Cut the meat and sausage into 2 in / 5 cm chunks. (You can toss in flour if you want to thicken the stew.) Fry the onions in the oil until nicely browned, and brown the meat in the same pan. A large, heavy, lidded flameproof casserole is best. Cut up the ceps and add them to the pan with their soaking liquid, the sauerkraut, spices, bay leaf, dill seeds and prunes. Rub the tomatoes through a sieve, and stir into the mixture. Add enough water or stock to cover all the ingredients, bring to the boil and simmer very gently for about 1½ hours.
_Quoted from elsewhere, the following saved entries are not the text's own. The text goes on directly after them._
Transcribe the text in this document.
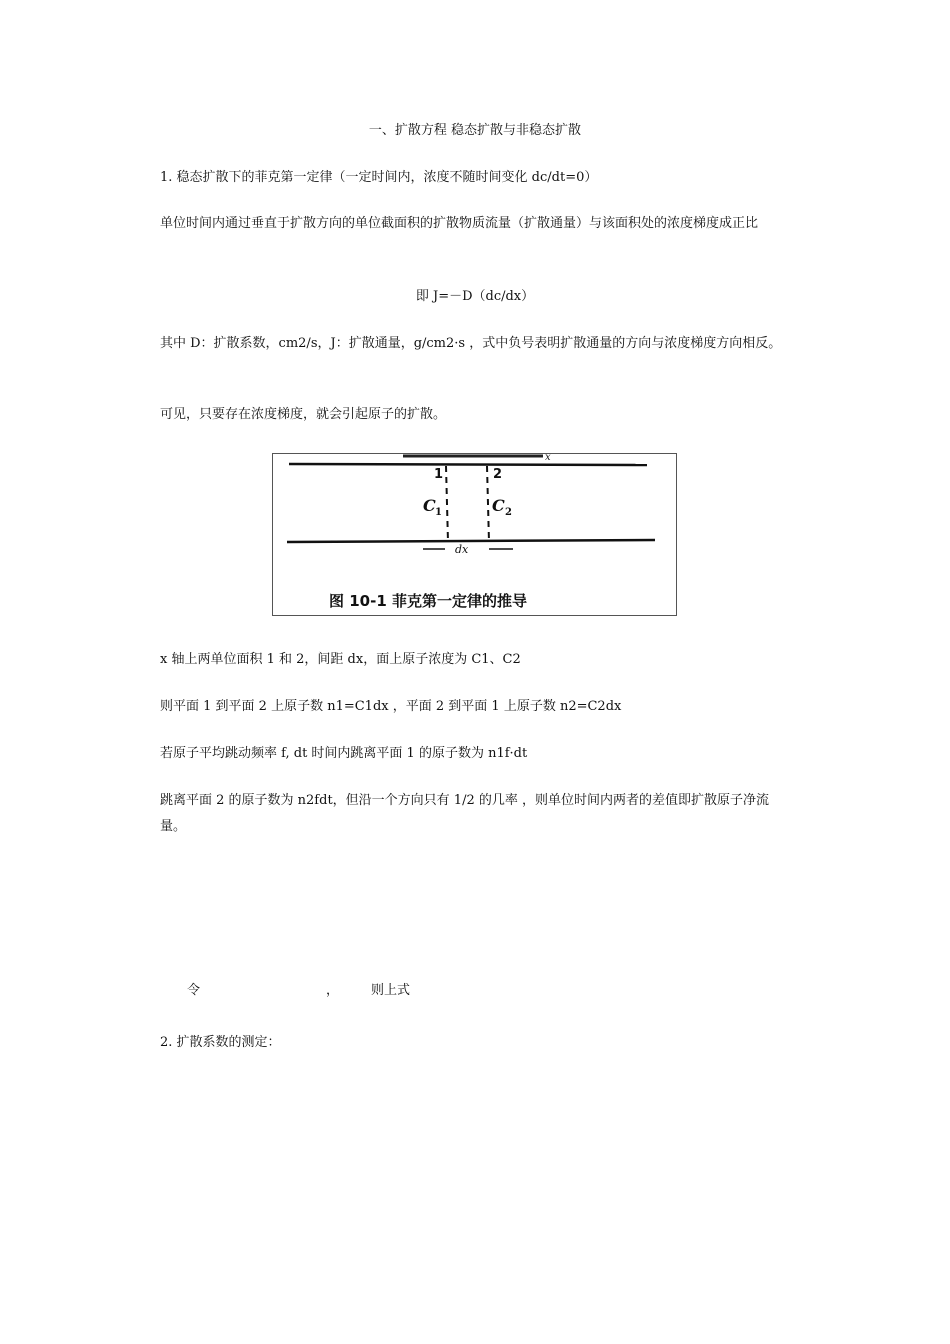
一、扩散方程 稳态扩散与非稳态扩散
1. 稳态扩散下的菲克第一定律（一定时间内，浓度不随时间变化 dc/dt=0）
单位时间内通过垂直于扩散方向的单位截面积的扩散物质流量（扩散通量）与该面积处的浓度梯度成正比
即 J=－D（dc/dx）
其中 D：扩散系数，cm2/s，J：扩散通量，g/cm2·s ，式中负号表明扩散通量的方向与浓度梯度方向相反。
可见，只要存在浓度梯度，就会引起原子的扩散。
x
1	2
C 1	C 2
dx
图 10-1 菲克第一定律的推导
x 轴上两单位面积 1 和 2，间距 dx，面上原子浓度为 C1、C2
则平面 1 到平面 2 上原子数 n1=C1dx ，平面 2 到平面 1 上原子数 n2=C2dx
若原子平均跳动频率 f, dt 时间内跳离平面 1 的原子数为 n1f·dt
跳离平面 2 的原子数为 n2fdt，但沿一个方向只有 1/2 的几率 ，则单位时间内两者的差值即扩散原子净流量。
令	， 则上式
2. 扩散系数的测定：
Alternatively, cook in a preheated oven at 150°C / 300°F / Mark 2. Uncover for the last 20 minutes to let the liquid evaporate as the stew should be fairly thick. Season with pepper, stir in the soured cream, if using, and serve the stew from the pot, brightened up with the dill or parsley, if liked. Baked potatoes go very well with this, as does rye bread. Beer or ice-cold vodka are the perfect accompaniments.